Dr. Brice received his Ph.D. in Sociology from Loyola University Chicago, Ill abd is currently an instructor of sociology at Highline Community College.
He highlighted what society in general perceive as an “acceptable” black male and what is assumed of any who do not fit that category.
A main focus was the conforming to white culture a man of color would have to adhere to in order to be deemed “acceptable”.
If, however, this conforming did not occur, the man would be perceived as dangerous and needing surveillance or containment.
Brice explored why this existed, saying, “It relieves the anxiety of whites in a ‘post-racial’ society where racism still exists.”
Examples in the media and in the glorification of certain personas were brought to light. Either the black male is presented completely customized to white culture or as a passionate and potentially dangerous individual.
If looked at carefully, this portrayal is not present only on television and film but in every aspect of society claimed Brice.
Brice presented the cover of a Vogue Magazine along with an aged magazine cover of an ape with a club and a white female in an arm who appears to be fainting, this one with the title ‘Destroy this Mad Brute’ in capitals. The recent Vogue cover showed a black man with the same expression as the ape, mouth wide open and a stance of aggression, on his left arm is a woman—small in proximity leaning back eerily similarly to the female on the ape cover.
Looking at the comparisons of this reoccurring theme, Brice terms those who would say he is a conspiracy theorist “coincidence theorists.”
Touching upon important figures in society, Brice remarked that sitting in a history class, an individual would think only white men have created history. He argued that black men are not accepted higher up in business situations unless they conform to white men normality. The example of Dr. Martin Luther King, Jr. is presented—a man who has been made to represent someone who assimilates.
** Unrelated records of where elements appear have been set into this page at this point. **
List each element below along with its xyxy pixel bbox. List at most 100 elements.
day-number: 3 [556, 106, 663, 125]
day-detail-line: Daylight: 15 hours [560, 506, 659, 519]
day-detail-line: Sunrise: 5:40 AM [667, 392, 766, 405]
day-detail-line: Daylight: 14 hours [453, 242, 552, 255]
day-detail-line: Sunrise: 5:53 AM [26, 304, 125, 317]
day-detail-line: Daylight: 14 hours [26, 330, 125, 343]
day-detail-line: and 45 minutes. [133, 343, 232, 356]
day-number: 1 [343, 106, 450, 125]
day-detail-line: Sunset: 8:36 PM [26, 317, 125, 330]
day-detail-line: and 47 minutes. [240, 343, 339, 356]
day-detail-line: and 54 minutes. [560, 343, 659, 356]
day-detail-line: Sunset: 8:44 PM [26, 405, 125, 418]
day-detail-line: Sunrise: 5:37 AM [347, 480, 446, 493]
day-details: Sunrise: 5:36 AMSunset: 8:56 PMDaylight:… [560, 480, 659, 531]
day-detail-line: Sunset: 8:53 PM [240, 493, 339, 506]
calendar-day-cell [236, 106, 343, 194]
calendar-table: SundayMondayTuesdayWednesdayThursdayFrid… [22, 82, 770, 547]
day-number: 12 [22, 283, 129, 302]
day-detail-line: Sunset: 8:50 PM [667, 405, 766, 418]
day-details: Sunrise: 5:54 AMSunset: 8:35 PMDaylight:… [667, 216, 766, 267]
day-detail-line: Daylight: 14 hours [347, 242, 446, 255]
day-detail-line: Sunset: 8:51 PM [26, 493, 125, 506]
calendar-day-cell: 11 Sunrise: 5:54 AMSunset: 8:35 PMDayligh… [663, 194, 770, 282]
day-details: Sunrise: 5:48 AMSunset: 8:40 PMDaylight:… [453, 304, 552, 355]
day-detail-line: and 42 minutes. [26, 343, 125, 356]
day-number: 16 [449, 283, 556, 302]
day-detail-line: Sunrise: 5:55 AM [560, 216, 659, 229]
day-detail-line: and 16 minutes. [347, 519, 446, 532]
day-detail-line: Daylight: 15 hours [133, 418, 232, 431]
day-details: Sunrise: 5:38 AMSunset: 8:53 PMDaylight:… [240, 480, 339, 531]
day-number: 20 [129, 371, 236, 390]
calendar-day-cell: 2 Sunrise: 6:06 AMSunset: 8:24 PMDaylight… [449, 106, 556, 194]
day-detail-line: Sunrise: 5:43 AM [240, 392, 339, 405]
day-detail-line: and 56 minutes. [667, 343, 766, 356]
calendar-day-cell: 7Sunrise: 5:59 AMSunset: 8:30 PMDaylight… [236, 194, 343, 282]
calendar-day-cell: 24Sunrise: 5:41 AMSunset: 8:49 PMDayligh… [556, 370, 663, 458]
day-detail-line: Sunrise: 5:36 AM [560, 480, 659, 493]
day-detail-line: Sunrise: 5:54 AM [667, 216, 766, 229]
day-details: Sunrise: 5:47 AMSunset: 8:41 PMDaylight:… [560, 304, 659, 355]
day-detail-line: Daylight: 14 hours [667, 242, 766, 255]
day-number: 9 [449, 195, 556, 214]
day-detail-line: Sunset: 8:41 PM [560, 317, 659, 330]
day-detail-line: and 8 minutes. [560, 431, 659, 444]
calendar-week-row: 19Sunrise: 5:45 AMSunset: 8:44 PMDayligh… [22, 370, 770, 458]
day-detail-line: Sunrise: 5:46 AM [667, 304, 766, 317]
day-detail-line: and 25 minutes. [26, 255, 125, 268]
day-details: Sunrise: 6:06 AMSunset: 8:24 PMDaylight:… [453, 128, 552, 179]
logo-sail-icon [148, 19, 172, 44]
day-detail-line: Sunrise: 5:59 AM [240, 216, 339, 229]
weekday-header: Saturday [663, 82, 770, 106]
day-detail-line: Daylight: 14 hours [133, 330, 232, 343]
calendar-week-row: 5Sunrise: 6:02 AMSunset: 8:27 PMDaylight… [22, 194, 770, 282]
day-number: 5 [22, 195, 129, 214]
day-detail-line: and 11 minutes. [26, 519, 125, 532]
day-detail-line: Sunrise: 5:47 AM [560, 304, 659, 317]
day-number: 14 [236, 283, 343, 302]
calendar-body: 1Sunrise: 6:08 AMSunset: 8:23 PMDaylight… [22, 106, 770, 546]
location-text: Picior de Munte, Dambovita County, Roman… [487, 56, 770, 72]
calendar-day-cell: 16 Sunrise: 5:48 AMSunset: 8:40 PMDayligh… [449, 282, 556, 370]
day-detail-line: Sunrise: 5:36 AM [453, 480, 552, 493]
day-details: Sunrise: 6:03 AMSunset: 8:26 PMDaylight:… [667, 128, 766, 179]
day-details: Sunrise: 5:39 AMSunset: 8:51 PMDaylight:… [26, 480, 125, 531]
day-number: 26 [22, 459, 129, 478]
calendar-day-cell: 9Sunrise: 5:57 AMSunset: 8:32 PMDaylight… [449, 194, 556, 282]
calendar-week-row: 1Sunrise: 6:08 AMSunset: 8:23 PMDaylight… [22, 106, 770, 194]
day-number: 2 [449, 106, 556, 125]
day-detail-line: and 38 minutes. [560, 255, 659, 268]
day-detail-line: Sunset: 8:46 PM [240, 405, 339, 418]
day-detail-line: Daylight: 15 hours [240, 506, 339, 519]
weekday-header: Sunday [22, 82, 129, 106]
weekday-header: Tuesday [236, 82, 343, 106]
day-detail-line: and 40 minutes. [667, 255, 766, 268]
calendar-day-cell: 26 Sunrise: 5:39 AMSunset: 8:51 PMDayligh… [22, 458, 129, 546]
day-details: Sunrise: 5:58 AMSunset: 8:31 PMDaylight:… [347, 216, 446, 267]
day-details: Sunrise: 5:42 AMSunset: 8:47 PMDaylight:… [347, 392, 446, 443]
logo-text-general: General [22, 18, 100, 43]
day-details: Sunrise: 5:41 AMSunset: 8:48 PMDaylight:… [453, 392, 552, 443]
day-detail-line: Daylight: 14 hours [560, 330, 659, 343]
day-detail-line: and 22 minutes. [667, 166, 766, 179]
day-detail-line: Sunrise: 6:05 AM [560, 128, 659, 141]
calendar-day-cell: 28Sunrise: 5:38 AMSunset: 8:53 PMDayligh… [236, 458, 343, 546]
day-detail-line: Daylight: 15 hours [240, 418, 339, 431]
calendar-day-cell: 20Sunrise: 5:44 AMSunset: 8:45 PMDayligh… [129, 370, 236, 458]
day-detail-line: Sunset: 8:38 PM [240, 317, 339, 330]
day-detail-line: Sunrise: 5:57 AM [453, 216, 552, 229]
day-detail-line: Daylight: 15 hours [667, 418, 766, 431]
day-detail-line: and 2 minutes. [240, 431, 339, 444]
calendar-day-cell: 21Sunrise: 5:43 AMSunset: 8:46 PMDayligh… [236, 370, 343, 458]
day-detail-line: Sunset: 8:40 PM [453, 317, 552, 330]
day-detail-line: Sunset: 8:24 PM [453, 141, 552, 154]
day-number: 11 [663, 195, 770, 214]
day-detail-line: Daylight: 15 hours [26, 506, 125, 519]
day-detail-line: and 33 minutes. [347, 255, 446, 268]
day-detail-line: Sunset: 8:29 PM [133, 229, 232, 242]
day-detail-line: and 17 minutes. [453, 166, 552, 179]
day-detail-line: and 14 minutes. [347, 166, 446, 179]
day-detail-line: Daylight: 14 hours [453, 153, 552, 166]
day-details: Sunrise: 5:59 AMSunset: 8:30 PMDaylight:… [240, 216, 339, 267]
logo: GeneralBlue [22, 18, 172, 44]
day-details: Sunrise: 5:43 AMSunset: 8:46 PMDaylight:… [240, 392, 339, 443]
Students of Brice argued against this, stating Barack Obama is president with the skin color that he claims find difficultly in climbing to positions in present societies. They presented the argument: if he has such an important role then every black male has the same opportunity. Brice responded that this is turning a blind eye to the obstacles black communities face nation wide. He said, “There have been many white presidents, does that mean white people do not have problems?”
Members of the audience asked questions regarding the next steps that must be taken. Brice responded with taking pride in who they are without conforming to what society categorizes as two extremes as a solution.
Having presented an overview of portrayals that attempt to dictate the norm, Brice was able to expand and explain a different, natural and rounded norm.
An audience member expanded on this with his personal experience which he shared in which he recognized his feminine side after having come to the understanding that society has a handicapped image of what it is to be a black man.
BSU is located at student programs above the cafeteria and welcome students with questions and concerns.